Tons of Turkeys drive aims to help
MANCHESTER -- It's become as much of a community tradition as turkey and stuffing: Hundreds of area residents contributed to the annual Tons of Turkeys food drive Saturday, even as many of their neighbors were lining up at New Horizons food pantry for help.
Jay Coffey is assistant program director and the morning drive DJ at 96.5 The Mill, which organizes the annual food drive for New Horizons with Hannaford supermarkets. He said this year's drive collected just over 20 tons of turkeys, topping the 2011 total of 18.4 tons.
The New Hampshire Union Leader co-sponsors the annual event.
For six hours at six participating stores in Manchester, Bedford and Goffstown, Hannaford customers bought turkeys and boxed "feasts" or donated cash for the cause.
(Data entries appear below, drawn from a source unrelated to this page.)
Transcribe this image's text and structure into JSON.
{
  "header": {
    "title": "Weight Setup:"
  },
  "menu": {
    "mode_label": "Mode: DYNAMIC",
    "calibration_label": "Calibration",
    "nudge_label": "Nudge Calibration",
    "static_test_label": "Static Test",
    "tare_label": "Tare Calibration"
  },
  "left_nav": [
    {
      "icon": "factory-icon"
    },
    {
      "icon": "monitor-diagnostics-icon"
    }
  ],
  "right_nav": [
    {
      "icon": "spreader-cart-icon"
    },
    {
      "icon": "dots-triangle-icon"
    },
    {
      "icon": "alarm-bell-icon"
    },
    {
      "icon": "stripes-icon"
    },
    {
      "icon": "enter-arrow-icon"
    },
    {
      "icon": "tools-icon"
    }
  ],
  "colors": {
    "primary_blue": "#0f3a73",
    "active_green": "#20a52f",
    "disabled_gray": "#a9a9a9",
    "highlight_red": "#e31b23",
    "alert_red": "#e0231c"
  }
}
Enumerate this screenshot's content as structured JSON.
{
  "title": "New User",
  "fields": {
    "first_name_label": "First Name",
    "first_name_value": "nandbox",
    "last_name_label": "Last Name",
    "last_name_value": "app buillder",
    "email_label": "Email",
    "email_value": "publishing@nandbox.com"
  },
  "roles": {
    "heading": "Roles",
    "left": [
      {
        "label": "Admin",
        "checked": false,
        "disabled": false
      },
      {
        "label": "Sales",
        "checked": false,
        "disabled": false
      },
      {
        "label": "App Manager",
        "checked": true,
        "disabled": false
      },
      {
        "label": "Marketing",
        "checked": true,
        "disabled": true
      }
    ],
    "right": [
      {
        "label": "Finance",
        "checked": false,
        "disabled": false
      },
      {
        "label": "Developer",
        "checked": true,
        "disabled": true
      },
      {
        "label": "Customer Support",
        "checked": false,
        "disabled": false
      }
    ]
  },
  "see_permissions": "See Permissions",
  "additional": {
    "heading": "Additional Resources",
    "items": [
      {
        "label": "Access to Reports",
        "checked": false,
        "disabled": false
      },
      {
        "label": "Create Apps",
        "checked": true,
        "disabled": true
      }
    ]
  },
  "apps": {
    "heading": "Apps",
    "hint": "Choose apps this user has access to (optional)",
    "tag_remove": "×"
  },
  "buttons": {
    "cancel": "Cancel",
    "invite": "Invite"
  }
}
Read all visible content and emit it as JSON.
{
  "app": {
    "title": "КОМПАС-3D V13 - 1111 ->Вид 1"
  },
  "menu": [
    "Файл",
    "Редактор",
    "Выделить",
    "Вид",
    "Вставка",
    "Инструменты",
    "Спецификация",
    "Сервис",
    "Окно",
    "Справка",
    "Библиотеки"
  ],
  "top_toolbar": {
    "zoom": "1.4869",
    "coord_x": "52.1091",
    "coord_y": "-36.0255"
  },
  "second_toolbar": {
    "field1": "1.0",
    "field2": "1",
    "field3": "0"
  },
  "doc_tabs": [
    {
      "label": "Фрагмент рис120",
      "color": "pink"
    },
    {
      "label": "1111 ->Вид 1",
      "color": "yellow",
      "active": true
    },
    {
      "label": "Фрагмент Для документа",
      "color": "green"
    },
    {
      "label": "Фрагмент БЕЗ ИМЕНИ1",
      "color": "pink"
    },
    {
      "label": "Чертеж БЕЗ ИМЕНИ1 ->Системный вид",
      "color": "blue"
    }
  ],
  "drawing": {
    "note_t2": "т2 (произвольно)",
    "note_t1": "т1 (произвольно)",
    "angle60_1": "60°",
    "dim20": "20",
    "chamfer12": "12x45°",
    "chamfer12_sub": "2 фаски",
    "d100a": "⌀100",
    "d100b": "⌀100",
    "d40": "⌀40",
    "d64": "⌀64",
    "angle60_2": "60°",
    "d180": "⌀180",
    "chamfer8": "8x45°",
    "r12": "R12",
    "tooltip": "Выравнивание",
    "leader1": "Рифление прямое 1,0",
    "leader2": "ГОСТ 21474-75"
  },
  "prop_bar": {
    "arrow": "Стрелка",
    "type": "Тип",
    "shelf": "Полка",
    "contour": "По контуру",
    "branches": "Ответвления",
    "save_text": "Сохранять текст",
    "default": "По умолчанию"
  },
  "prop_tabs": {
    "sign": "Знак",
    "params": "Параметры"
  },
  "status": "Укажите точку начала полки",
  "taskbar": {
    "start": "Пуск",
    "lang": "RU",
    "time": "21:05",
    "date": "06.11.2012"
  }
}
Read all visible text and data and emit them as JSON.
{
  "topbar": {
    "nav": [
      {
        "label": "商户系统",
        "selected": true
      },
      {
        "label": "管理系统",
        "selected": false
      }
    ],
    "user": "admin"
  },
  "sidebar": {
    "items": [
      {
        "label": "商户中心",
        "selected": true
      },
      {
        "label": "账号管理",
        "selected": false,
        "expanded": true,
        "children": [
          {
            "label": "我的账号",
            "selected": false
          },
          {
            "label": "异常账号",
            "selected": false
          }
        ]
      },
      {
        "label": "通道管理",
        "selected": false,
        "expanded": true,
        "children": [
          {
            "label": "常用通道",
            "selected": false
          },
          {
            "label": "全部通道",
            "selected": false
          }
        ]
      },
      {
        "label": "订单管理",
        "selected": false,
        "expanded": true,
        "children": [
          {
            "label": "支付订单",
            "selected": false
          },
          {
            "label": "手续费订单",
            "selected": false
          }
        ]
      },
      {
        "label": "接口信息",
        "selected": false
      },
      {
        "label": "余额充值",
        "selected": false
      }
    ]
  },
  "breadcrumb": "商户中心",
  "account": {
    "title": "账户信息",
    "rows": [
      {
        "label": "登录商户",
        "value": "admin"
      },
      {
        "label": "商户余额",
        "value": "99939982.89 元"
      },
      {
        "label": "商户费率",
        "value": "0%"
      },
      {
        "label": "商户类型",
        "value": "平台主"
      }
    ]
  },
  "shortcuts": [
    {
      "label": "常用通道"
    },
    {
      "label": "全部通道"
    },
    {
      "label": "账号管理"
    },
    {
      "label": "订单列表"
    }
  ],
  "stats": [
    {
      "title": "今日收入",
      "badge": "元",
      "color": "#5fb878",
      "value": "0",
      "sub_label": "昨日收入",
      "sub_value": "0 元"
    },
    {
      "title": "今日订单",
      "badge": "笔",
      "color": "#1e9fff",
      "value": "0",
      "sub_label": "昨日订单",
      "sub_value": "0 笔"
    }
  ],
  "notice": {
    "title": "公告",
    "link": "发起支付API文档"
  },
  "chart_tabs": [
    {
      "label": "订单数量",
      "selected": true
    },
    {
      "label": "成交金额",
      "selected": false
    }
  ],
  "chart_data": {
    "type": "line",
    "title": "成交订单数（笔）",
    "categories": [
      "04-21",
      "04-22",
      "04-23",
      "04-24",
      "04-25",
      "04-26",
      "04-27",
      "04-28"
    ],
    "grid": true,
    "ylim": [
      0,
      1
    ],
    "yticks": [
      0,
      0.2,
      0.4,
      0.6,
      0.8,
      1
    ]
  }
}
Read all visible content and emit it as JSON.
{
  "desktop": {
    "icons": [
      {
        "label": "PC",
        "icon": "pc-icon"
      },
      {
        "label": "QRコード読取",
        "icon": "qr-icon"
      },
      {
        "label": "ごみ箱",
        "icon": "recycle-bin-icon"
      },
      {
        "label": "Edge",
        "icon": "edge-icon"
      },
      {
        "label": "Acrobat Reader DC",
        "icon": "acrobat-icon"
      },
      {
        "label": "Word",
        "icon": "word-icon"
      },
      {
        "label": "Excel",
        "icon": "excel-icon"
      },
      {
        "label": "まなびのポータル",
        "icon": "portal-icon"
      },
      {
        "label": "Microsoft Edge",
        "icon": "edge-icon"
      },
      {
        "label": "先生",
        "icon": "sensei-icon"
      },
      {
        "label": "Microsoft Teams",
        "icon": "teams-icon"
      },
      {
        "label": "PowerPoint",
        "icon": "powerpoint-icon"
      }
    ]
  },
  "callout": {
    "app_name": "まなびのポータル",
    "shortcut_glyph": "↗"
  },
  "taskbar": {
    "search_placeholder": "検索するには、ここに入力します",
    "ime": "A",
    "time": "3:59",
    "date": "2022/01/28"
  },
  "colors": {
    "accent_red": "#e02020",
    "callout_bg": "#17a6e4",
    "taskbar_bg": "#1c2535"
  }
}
The store in the East Side Plaza had collected its first ton of turkeys by 10:30 a.m.
A man and his 8-year-old grandson picked out six turkeys to donate. Another man was returning a giant turkey because it wouldn't fit in his fryer, but saw the Tons of Turkeys sign and donated the big bird instead.
Nikki Adamtzikis was shopping with her sister Maria and 4-year-old daughter Jaylah. They saw the sign and the sisters bought a turkey on the spot, "Just to help people that need it," she said.
Truckloads of the donated food were delivered all day to the downtown food pantry, where dozens of volunteers distributed boxes to a steady line of clients.
Barbara Kimball is the food pantry manager at New Horizons; she brought four generations of her family to help with the day's work. "You just get this warm feeling you're really helping out the community," she said.
"I'm very proud of the volunteers," Kimball said. "Without them, we couldn't do this."
Her 9-year-old granddaughter Christa Kimball said she likes volunteering. "It's fun to help people," she said.
Volunteering at New Horizons has become a tradition for the New Hampshire Freedom, a professional women's tackle football team.
"We just like helping out our community," said Tamesha Clagon, a running back and linebacker.
It's also a matter of faith for her, she said. "God tells me to do that, so I do it."
Volunteer Jean St. Marie brought along her 9-year-old granddaughter, Jillian. "I think it's fun helping out people," the girl said.
"So they can have the same things that we're having."
St. Marie said she thinks it's important for youngsters to learn that there are people less fortunate than themselves. Seeing how many children were helping at New Horizons Saturday, she said, "gives me hope."
It's a reminder of what Thanksgiving is all about, she said: "Sharing what you have."
Kimball expects the Tons of Turkeys food drive will provide Thanksgiving dinners for about 1,200 families this year.
She said she hasn't seen many signs that the economy is improving. "I have people still coming in that have lost their jobs. They don't have anywhere else to go."
Back at the Manchester Hannaford store, Heather Bishop was helping keep track of donations. "It's one of those events where you can actually see the good you're doing," said Bishop, who works at WZID, sister station to The Mill.
"We usually sit in a small, padded room all day and talk to ourselves. It's awesome to see the reach that you have and the good you can do."